DAMASKUS, RABU Menjelang batas waktu 12 Mei yang diberikan Presiden Amerika Serikat Donald Trump untuk mengakhiri kesepakatan nuklir Iran, kubu yang menginginkan kesepakatan nuklir tetap berlanjut semakin keras sikapnya. Selain AS yang mengancam untuk keluar, lima negara adidaya lain, yaitu Perancis, Jerman, Inggris, Rusia, dan China, berkeinginan agar kesepakatan nuklir Iran dilanjutkan.
Presiden Perancis Emmanuel Macron yang pekan lalu bertemu dengan Trump menegaskan komitmen Perancis menjaga kelanjutan kesepakatan nuklir agar ketegangan di kawasan tidak mengalami eskalasi.

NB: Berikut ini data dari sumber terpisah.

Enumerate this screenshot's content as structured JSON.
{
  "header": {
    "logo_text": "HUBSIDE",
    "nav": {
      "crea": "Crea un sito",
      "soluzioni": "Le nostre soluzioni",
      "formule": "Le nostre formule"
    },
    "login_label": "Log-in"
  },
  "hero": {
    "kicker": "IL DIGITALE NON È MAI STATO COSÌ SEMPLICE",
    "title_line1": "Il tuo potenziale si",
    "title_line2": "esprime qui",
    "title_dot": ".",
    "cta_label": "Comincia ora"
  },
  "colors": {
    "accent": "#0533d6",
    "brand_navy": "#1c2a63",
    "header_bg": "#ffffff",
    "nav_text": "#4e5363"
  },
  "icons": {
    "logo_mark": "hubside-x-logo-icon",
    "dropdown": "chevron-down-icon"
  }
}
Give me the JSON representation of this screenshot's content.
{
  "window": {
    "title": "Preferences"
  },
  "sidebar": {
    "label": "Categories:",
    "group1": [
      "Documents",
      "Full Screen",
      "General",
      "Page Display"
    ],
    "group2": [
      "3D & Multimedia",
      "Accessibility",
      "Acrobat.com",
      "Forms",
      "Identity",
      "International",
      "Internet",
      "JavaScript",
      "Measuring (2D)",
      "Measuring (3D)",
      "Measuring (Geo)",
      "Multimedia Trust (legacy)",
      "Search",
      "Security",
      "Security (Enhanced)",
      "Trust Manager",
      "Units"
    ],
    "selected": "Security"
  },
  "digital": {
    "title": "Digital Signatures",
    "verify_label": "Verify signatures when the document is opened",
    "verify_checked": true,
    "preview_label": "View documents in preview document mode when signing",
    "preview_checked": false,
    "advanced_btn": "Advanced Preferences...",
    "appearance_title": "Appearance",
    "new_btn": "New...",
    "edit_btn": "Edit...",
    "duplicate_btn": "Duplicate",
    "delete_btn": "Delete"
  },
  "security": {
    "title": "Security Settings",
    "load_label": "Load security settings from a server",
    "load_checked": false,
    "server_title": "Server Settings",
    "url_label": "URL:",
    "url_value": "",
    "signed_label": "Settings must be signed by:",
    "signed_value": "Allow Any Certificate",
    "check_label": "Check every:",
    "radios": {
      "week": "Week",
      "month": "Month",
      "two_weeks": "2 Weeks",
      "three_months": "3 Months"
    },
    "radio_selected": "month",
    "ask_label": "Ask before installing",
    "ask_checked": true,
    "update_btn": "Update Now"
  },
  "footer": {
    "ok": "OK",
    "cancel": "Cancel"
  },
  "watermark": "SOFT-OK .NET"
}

”Saya tidak tahu apa yang akan diputuskan Presiden AS pada 12 Mei. Saya hanya ingin menyatakan bahwa kita harus mempersiapkan negosiasi yang lebih luas karena tak ada yang menginginkan perang di kawasan dan tak ada yang menginginkan eskalasi ketegangan di sana,” kata Macron dalam kunjungan selama dua hari di Australia, Rabu (2/5/2018).
Sebaliknya, Washington kemarin menunjukkan isyarat untuk semakin menekan Iran dengan mengakui ”bukti-bukti” yang dibawa PM Israel Benjamin Netanyahu. Netanyahu mengatakan bahwa Iran tidak pernah berhenti mempersiapkan program nuklirnya sejak 2003 dan saat ini program nuklir Iran telah sampai pada tahap yang ”signifikan”.
Hanya saja, bukti-bukti tersebut dipatahkan kelompok kajian Diplomacy Works yang dibentuk mantan Menteri Luar Negeri AS John Kerry yang terlibat dalam kesepakatan nuklir pada 2015.
”Netanyahu mengklaim, Israel memperoleh informasi terbaru yang menunjukkan bahwa Iran berbohong atas program nuklirnya sejak 2003. Kami sudah lama mengetahui apa yang diungkapkan itu dan itu bukan berita baru. Inilah alasan mengapa AS dan negara adidaya lain memastikan bahwa Iran tidak berbohong (melalui kesepakatan nuklir).”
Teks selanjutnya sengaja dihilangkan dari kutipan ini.